Whamcloud - gitweb
EX-8236 pcc: abort data copy via ll_fid_path_copy
authorQian Yingjin <qian@ddn.com>
Fri, 10 Nov 2023 09:23:46 +0000 (04:23 -0500)
committerAndreas Dilger <adilger@whamcloud.com>
Wed, 22 Nov 2023 21:07:44 +0000 (21:07 +0000)
For data copying via ll_fid_path_copy in direct I/O mode in user
space, the client calls llapi_pcc_state_fd() to obtain the file
PCC state. If it is marked with PCC_STATE_FL_ATTACH_ABORTING, the
data copy process ll_fid_path_copy exits immediately.

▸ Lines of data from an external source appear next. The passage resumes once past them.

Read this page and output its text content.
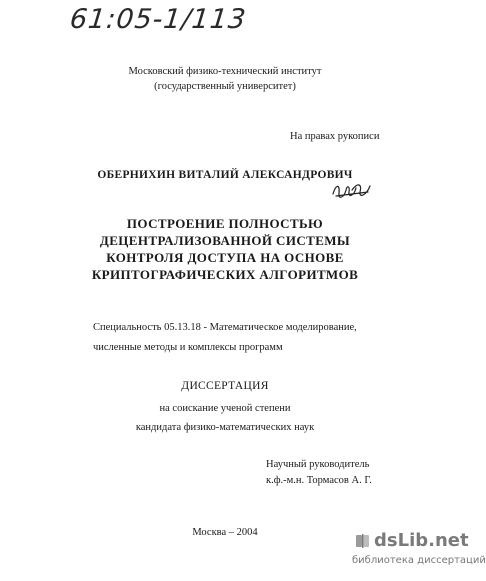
61:05-1/113
Московский физико-технический институт
(государственный университет)
На правах рукописи
ОБЕРНИХИН ВИТАЛИЙ АЛЕКСАНДРОВИЧ
ПОСТРОЕНИЕ ПОЛНОСТЬЮ
ДЕЦЕНТРАЛИЗОВАННОЙ СИСТЕМЫ
КОНТРОЛЯ ДОСТУПА НА ОСНОВЕ
КРИПТОГРАФИЧЕСКИХ АЛГОРИТМОВ
Специальность 05.13.18 - Математическое моделирование,
численные методы и комплексы программ
ДИССЕРТАЦИЯ
на соискание ученой степени
кандидата физико-математических наук
Научный руководитель
к.ф.-м.н. Тормасов А. Г.
Москва – 2004	dsLib.net
библиотека диссертаций
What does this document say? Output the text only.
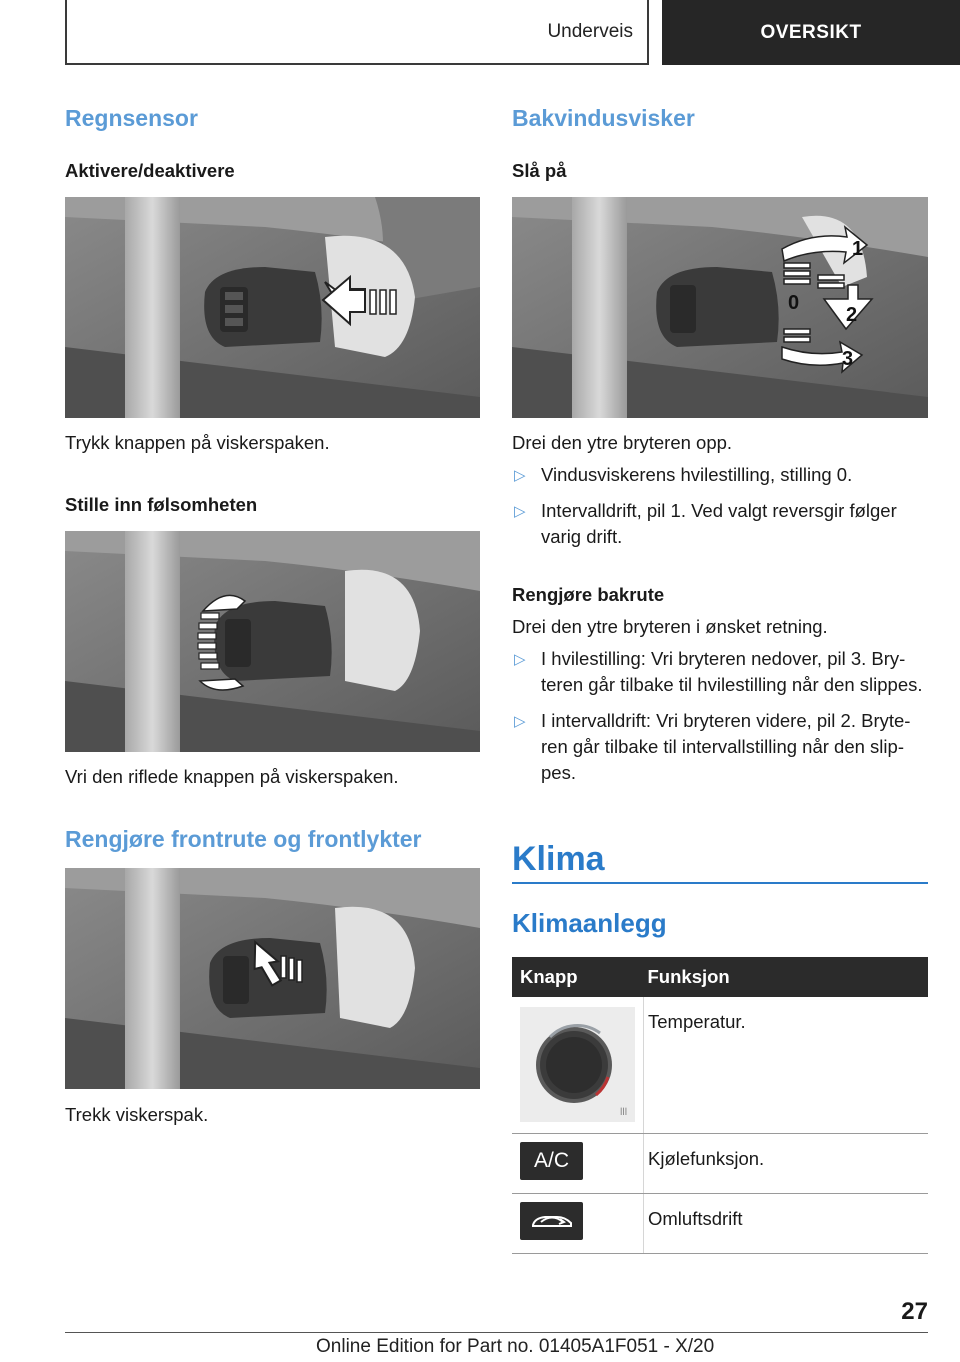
Underveis	OVERSIKT
Regnsensor
Aktivere/deaktivere
Trykk knappen på viskerspaken.
Stille inn følsomheten
Vri den riflede knappen på viskerspaken.
Rengjøre frontrute og frontlykter
Trekk viskerspak.
Bakvindusvisker
Slå på
1
0
2
3
Drei den ytre bryteren opp.
▷ Vindusviskerens hvilestilling, stilling 0.
▷ Intervalldrift, pil 1. Ved valgt reversgir følger varig drift.
Rengjøre bakrute
Drei den ytre bryteren i ønsket retning.
▷ I hvilestilling: Vri bryteren nedover, pil 3. Bryteren går tilbake til hvilestilling når den slippes.
▷ I intervalldrift: Vri bryteren videre, pil 2. Bryteren går tilbake til intervallstilling når den slippes.
Klima
Klimaanlegg
Knapp	Funksjon

ꟾꟾꟾ	Temperatur.

A/C	Kjølefunksjon.

	Omluftsdrift
27
Online Edition for Part no. 01405A1F051 - X/20
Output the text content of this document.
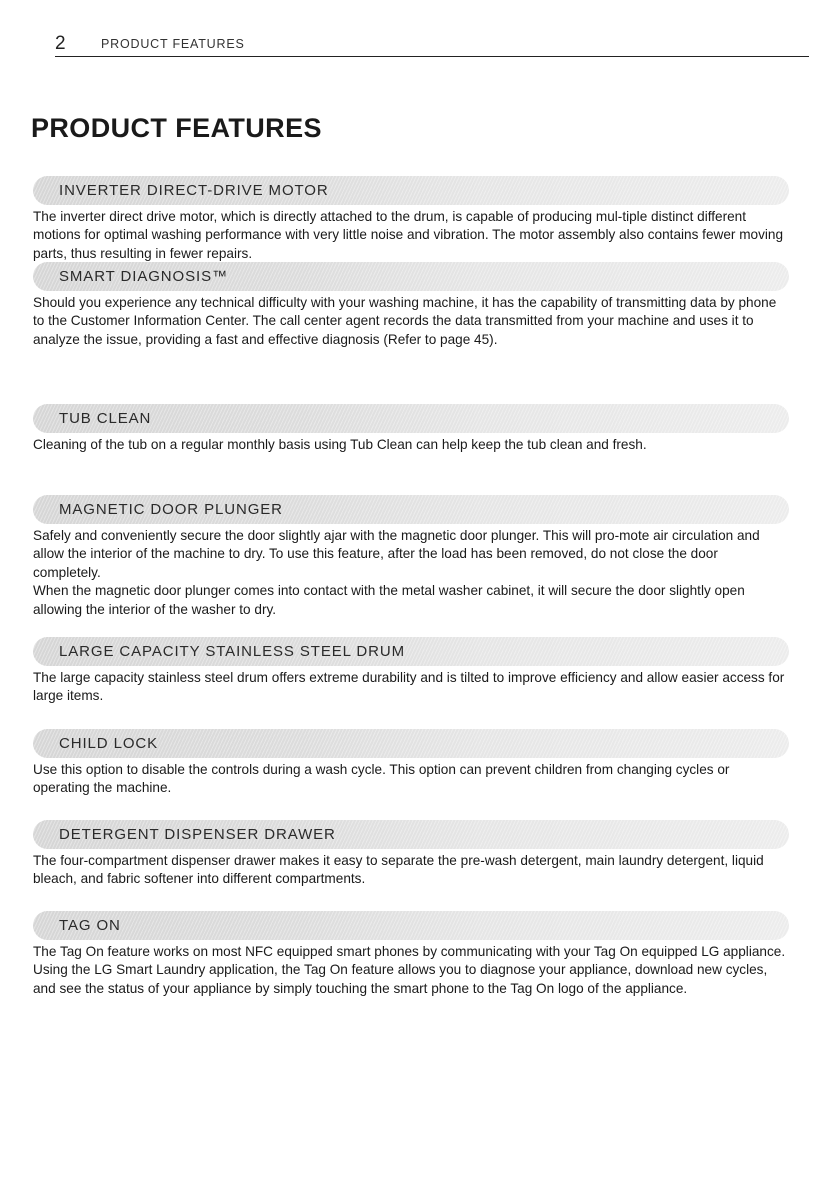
2	PRODUCT FEATURES
PRODUCT FEATURES
INVERTER DIRECT-DRIVE MOTOR

The inverter direct drive motor, which is directly attached to the drum, is capable of producing mul-tiple distinct different motions for optimal washing performance with very little noise and vibration. The motor assembly also contains fewer moving parts, thus resulting in fewer repairs.

SMART DIAGNOSIS™

Should you experience any technical difficulty with your washing machine, it has the capability of transmitting data by phone to the Customer Information Center. The call center agent records the data transmitted from your machine and uses it to analyze the issue, providing a fast and effective diagnosis (Refer to page 45).

TUB CLEAN

Cleaning of the tub on a regular monthly basis using Tub Clean can help keep the tub clean and fresh.

MAGNETIC DOOR PLUNGER

Safely and conveniently secure the door slightly ajar with the magnetic door plunger. This will pro-mote air circulation and allow the interior of the machine to dry. To use this feature, after the load has been removed, do not close the door completely.

When the magnetic door plunger comes into contact with the metal washer cabinet, it will secure the door slightly open allowing the interior of the washer to dry.

LARGE CAPACITY STAINLESS STEEL DRUM

The large capacity stainless steel drum offers extreme durability and is tilted to improve efficiency and allow easier access for large items.

CHILD LOCK

Use this option to disable the controls during a wash cycle. This option can prevent children from changing cycles or operating the machine.

DETERGENT DISPENSER DRAWER

The four-compartment dispenser drawer makes it easy to separate the pre-wash detergent, main laundry detergent, liquid bleach, and fabric softener into different compartments.

TAG ON

The Tag On feature works on most NFC equipped smart phones by communicating with your Tag On equipped LG appliance. Using the LG Smart Laundry application, the Tag On feature allows you to diagnose your appliance, download new cycles, and see the status of your appliance by simply touching the smart phone to the Tag On logo of the appliance.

To reduce the overhead of these check, we do not check for each
data copy iter, instead, we do a check for certain times of I/Os
(32 times by default). For I/O size of 32MiB, it will be checking
1 times per second at 1GiB/s. There should be some time-lag
before the copy tool quits finally.

Change-Id: I20631e5481a7e97d7a1ed0729bcd269ef6248a2c
Signed-off-by: Qian Yingjin <qian@ddn.com>
Reviewed-on: https://review.whamcloud.com/c/ex/lustre-release/+/53073
Tested-by: jenkins <devops@whamcloud.com>
Tested-by: Maloo <maloo@whamcloud.com>
Reviewed-by: Andreas Dilger <adilger@whamcloud.com>
lustre/llite/file.c
lustre/utils/ll_fid_path_copy.c

index a1846dc..d48bd58 100644 (file)
@@ -4748,7 +4748,6 @@ out_detach_free:
                OBD_FREE_PTR(detach);
                RETURN(rc);
        }
-#if LUSTRE_VERSION_CODE < OBD_OCD_VERSION(2, 18, 53, 0)

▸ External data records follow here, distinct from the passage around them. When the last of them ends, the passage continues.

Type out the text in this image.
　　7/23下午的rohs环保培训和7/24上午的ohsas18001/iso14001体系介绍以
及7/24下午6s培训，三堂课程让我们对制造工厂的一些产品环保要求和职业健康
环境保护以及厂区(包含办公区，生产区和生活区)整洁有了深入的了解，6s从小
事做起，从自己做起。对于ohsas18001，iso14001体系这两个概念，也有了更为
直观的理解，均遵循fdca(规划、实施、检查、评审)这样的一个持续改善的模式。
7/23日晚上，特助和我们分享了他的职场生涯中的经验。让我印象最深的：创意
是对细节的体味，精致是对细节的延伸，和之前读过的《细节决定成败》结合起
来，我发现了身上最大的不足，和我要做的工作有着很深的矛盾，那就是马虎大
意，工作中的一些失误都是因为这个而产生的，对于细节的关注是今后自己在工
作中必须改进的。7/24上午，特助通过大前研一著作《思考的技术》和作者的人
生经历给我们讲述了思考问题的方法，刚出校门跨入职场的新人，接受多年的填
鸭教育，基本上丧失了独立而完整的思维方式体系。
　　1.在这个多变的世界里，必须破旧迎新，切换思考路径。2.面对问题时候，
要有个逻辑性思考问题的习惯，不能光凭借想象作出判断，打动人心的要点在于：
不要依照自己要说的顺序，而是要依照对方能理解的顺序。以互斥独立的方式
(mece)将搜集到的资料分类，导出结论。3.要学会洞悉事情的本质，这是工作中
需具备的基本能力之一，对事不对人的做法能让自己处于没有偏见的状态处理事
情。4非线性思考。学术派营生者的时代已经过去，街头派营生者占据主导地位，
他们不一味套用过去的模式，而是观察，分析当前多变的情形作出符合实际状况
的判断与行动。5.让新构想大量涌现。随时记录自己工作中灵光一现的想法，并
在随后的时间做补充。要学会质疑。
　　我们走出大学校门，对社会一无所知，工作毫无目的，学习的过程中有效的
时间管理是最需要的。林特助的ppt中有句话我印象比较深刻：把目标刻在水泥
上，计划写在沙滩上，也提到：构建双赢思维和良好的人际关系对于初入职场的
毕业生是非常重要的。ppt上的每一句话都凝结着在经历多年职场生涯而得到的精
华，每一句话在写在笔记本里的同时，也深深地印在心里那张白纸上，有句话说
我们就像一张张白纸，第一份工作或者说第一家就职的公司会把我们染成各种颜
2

        case LL_IOC_PCC_STATE: {
                struct lu_pcc_state __user *ustate =
                        (struct lu_pcc_state __user *)arg;
@@ -4772,7 +4771,6 @@ out_state:
                OBD_FREE_PTR(state);
                RETURN(rc);
        }
-#endif
 #ifdef HAVE_LUSTRE_CRYPTO
        case LL_IOC_SET_ENCRYPTION_POLICY:
                if (!ll_sbi_has_encrypt(ll_i2sbi(inode)))

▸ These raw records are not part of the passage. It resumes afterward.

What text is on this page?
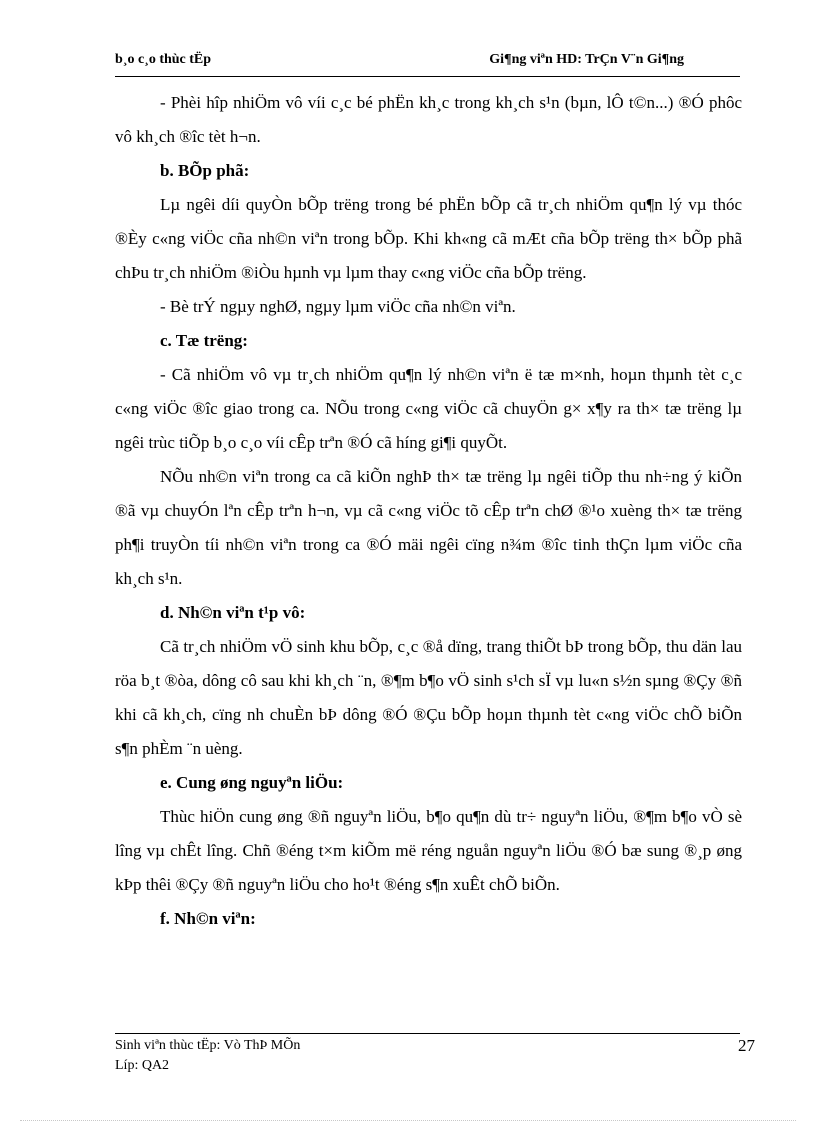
b¸o c¸o thùc tËp	Gi¶ng viªn HD: TrÇn V¨n Gi¶ng

- Phèi hîp nhiÖm vô víi c¸c bé phËn kh¸c trong kh¸ch s¹n (bµn, lÔ t©n...) ®Ó phôc vô kh¸ch ®îc tèt h¬n.

b. BÕp phã:

Lµ ngêi díi quyÒn bÕp trëng trong bé phËn bÕp cã tr¸ch nhiÖm qu¶n lý vµ thóc ®Èy c«ng viÖc cña nh©n viªn trong bÕp. Khi kh«ng cã mÆt cña bÕp trëng th× bÕp phã chÞu tr¸ch nhiÖm ®iÒu hµnh vµ lµm thay c«ng viÖc cña bÕp trëng.

- Bè trÝ ngµy nghØ, ngµy lµm viÖc cña nh©n viªn.

c. Tæ trëng:

- Cã nhiÖm vô vµ tr¸ch nhiÖm qu¶n lý nh©n viªn ë tæ m×nh, hoµn thµnh tèt c¸c c«ng viÖc ®îc giao trong ca. NÕu trong c«ng viÖc cã chuyÖn g× x¶y ra th× tæ trëng lµ ngêi trùc tiÕp b¸o c¸o víi cÊp trªn ®Ó cã híng gi¶i quyÕt.

NÕu nh©n viªn trong ca cã kiÕn nghÞ th× tæ trëng lµ ngêi tiÕp thu nh÷ng ý kiÕn ®ã vµ chuyÓn lªn cÊp trªn h¬n, vµ cã c«ng viÖc tõ cÊp trªn chØ ®¹o xuèng th× tæ trëng ph¶i truyÒn tíi nh©n viªn trong ca ®Ó mäi ngêi cïng n¾m ®îc tinh thÇn lµm viÖc cña kh¸ch s¹n.

d. Nh©n viªn t¹p vô:

Cã tr¸ch nhiÖm vÖ sinh khu bÕp, c¸c ®å dïng, trang thiÕt bÞ trong bÕp, thu dän lau röa b¸t ®òa, dông cô sau khi kh¸ch ¨n, ®¶m b¶o vÖ sinh s¹ch sÏ vµ lu«n s½n sµng ®Çy ®ñ khi cã kh¸ch, cïng nh chuÈn bÞ dông ®Ó ®Çu bÕp hoµn thµnh tèt c«ng viÖc chÕ biÕn s¶n phÈm ¨n uèng.

e. Cung øng nguyªn liÖu:

Thùc hiÖn cung øng ®ñ nguyªn liÖu, b¶o qu¶n dù tr÷ nguyªn liÖu, ®¶m b¶o vÒ sè lîng vµ chÊt lîng. Chñ ®éng t×m kiÕm më réng nguån nguyªn liÖu ®Ó bæ sung ®¸p øng kÞp thêi ®Çy ®ñ nguyªn liÖu cho ho¹t ®éng s¶n xuÊt chÕ biÕn.

f. Nh©n viªn:

Sinh viªn thùc tËp: Vò ThÞ MÕn
Líp: QA2
27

index 9e868f8..7b2dd83 100644 (file)
@@ -29,6 +29,8 @@ void usage(void)
 "ll_fid_path_copy");
 }
 
+static bool abort_copy;
+
 struct chunk_data {
        ssize_t* copied_total;
        int extra_open_flags;
@@ -39,6 +41,34 @@ struct chunk_data {
        int dst_fd;
 };
 
+#define PERIODIC_CHECK_IOCOUNT 32
+
+static bool check_abort_copy(int fd, int *iocount)
+{
+       if (abort_copy)
+               return true;
+
+       (*iocount)++;
+       if (*iocount >= PERIODIC_CHECK_IOCOUNT) {
+               struct lu_pcc_state state;
+               int rc;
+
+               *iocount = 0;
+               rc = llapi_pcc_state_get_fd(fd, &state);
+               if (rc) {
+                       fprintf(stderr,
+                               "%s: failed to get PCC state: rc = %d\n",
+                               program_invocation_short_name, rc);
+                       return false;
+               }
+
+               if (state.pccs_flags & PCC_STATE_FL_ATTACH_ABORTING)
+                       abort_copy = true;
+       }
+
+       return abort_copy;
+}
+
 void *copy_data_threaded(void *arg)
 {
        struct chunk_data *chunk = arg;
@@ -53,6 +83,7 @@ void *copy_data_threaded(void *arg)
        void* buf = NULL;
        ssize_t rc = 0;
        long int thread = syscall(__NR_gettid);
+       int iocount = 0;
 
        rc = posix_memalign(&buf, page_size, iosize);
        if (rc) {
@@ -112,6 +143,9 @@ void *copy_data_threaded(void *arg)
                offset += wsz;
                if (offset == end_offset)
                        break;
+
+               if (check_abort_copy(src_fd, &iocount))
+                       break;
        }
 
        free(buf);